At the risk of saying something that will make you roll your eyes, I’ll say that it’s almost like a relationship. Once the honeymoon phase of your website or blog wears off, it’s natural to not be as excited about keeping up with it.
So what do you do? Here are some solutions to this problem depending on your situation:
Go back to basics.
Identify the true reason for why you put the time and effort into creating your platform. Reconnect with your old self who motivated you to get this started.
If you made goals at the beginning of this writing adventure, revisit them and conclude on whether or not they are worth upholding. It’s this soul searching at a critical time that will determine whether or not you’re cut out to be an online writer.
If you find yourself constantly creating new blogs every few months in order to hold onto that euphoric new car smell, chances are you will never find a meaningful relationship with an online audience.
Take a break.
Of course, taking a break is always a good thing, and going a few weeks every once in a while is actually one of the best things you can do for your creative mind, especially during the busy holidays. These breaks contribute to a rhythm that we as human beings thrive on. Work.
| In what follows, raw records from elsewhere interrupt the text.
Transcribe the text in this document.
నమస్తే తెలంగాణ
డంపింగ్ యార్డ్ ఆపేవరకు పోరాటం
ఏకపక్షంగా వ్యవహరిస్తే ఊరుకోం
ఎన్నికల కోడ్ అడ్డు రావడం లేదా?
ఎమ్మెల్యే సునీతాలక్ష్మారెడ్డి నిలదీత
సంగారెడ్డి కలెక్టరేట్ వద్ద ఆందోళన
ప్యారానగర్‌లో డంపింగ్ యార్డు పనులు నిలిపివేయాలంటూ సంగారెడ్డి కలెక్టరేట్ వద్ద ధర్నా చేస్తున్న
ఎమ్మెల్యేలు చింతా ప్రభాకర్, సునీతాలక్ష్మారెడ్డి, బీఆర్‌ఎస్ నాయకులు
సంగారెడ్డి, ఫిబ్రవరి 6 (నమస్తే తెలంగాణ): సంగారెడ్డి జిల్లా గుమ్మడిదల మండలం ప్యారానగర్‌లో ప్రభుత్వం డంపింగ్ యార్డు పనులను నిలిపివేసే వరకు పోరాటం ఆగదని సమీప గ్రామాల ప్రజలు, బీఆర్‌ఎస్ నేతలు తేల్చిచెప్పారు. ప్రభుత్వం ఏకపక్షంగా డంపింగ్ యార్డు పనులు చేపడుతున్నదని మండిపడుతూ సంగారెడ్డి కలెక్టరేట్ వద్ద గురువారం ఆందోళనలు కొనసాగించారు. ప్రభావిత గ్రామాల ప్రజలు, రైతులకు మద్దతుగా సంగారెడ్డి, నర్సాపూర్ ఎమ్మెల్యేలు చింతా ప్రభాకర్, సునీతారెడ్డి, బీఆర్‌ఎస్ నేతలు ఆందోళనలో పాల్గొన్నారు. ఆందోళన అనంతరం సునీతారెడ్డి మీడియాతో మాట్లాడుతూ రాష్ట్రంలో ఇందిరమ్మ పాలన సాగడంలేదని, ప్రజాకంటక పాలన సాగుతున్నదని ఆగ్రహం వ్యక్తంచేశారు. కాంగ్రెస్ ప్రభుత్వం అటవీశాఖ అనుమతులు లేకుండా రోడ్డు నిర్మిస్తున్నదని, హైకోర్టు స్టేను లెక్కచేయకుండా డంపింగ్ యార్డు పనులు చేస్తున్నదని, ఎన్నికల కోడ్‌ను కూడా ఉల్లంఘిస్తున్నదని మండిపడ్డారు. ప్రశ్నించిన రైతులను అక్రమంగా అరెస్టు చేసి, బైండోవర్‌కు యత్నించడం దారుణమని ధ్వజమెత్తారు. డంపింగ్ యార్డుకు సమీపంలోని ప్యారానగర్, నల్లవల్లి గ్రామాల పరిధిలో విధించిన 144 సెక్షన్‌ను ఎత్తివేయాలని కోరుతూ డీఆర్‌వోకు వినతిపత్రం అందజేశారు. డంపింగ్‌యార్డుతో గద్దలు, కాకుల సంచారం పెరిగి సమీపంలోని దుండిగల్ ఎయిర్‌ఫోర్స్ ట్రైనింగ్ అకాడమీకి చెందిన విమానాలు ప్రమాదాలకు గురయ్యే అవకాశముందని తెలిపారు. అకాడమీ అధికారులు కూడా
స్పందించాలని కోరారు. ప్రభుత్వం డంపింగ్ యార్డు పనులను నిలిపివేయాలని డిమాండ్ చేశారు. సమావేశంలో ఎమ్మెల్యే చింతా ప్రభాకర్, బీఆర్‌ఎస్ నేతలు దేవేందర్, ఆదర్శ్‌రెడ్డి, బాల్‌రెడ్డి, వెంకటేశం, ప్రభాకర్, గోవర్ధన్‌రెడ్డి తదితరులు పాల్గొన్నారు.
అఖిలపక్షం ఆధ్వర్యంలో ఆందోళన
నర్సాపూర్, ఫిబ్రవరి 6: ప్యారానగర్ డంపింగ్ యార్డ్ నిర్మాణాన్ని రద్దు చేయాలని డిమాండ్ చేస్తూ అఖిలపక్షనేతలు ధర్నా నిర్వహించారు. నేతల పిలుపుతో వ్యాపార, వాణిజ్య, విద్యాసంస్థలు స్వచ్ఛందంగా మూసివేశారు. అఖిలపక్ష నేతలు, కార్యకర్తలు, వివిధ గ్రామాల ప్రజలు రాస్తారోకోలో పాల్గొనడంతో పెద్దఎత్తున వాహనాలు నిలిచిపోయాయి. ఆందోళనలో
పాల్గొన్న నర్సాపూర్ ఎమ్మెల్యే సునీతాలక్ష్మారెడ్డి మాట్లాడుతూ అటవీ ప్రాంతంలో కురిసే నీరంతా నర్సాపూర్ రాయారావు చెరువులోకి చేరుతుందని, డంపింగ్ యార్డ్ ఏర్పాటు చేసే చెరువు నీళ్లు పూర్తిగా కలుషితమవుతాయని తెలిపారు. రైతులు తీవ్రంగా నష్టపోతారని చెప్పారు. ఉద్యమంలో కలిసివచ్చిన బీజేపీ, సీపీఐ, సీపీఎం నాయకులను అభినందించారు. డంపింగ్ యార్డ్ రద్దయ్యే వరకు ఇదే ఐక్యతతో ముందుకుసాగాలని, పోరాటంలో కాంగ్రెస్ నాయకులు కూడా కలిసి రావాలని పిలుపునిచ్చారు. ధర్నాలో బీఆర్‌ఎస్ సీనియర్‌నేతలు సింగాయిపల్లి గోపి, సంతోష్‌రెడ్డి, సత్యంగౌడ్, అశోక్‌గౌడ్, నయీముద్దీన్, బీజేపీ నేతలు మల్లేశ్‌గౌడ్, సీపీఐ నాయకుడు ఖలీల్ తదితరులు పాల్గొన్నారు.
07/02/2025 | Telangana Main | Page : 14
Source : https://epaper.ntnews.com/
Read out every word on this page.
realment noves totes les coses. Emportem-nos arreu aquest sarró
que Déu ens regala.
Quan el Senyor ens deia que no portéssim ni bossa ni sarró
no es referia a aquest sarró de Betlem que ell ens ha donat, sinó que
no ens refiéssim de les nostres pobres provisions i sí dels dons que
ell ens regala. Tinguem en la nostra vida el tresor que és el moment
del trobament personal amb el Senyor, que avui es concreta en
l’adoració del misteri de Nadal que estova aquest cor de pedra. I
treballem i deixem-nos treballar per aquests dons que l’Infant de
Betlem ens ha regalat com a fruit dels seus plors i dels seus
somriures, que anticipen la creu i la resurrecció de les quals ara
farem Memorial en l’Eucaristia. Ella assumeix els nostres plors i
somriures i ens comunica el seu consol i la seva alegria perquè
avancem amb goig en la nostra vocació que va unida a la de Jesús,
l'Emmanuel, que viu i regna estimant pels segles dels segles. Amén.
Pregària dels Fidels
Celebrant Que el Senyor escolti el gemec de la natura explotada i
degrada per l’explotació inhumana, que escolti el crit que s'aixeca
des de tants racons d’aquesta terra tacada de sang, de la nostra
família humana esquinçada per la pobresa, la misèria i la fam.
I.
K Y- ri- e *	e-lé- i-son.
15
Rest. Work.
Tread carefully, however, because more often that not, it is incredibly difficult to come back home after a vacation. For some writers, you may need to post less frequently, which would prevent long breaks. If you’re posting 7 days a week, then you are likely to burn out fast, making it hard to recover.
Instead, figure out what your rhythm is. Establish a vision and make it happen as my boss would say.
Shake things up.
Spice up the relationship. It’s very possible that you’re sick of writing because you are using a format that isn’t inherently exciting. Use change to your advantage by writing about something completely out of the ordinary, or take on a new project, like an interview, or a video review.
Sometimes the best thing you can do for yourself is power through. It takes a lot of discipline to stick to a structured timeline and set of goals, but it is tremendously rewarding.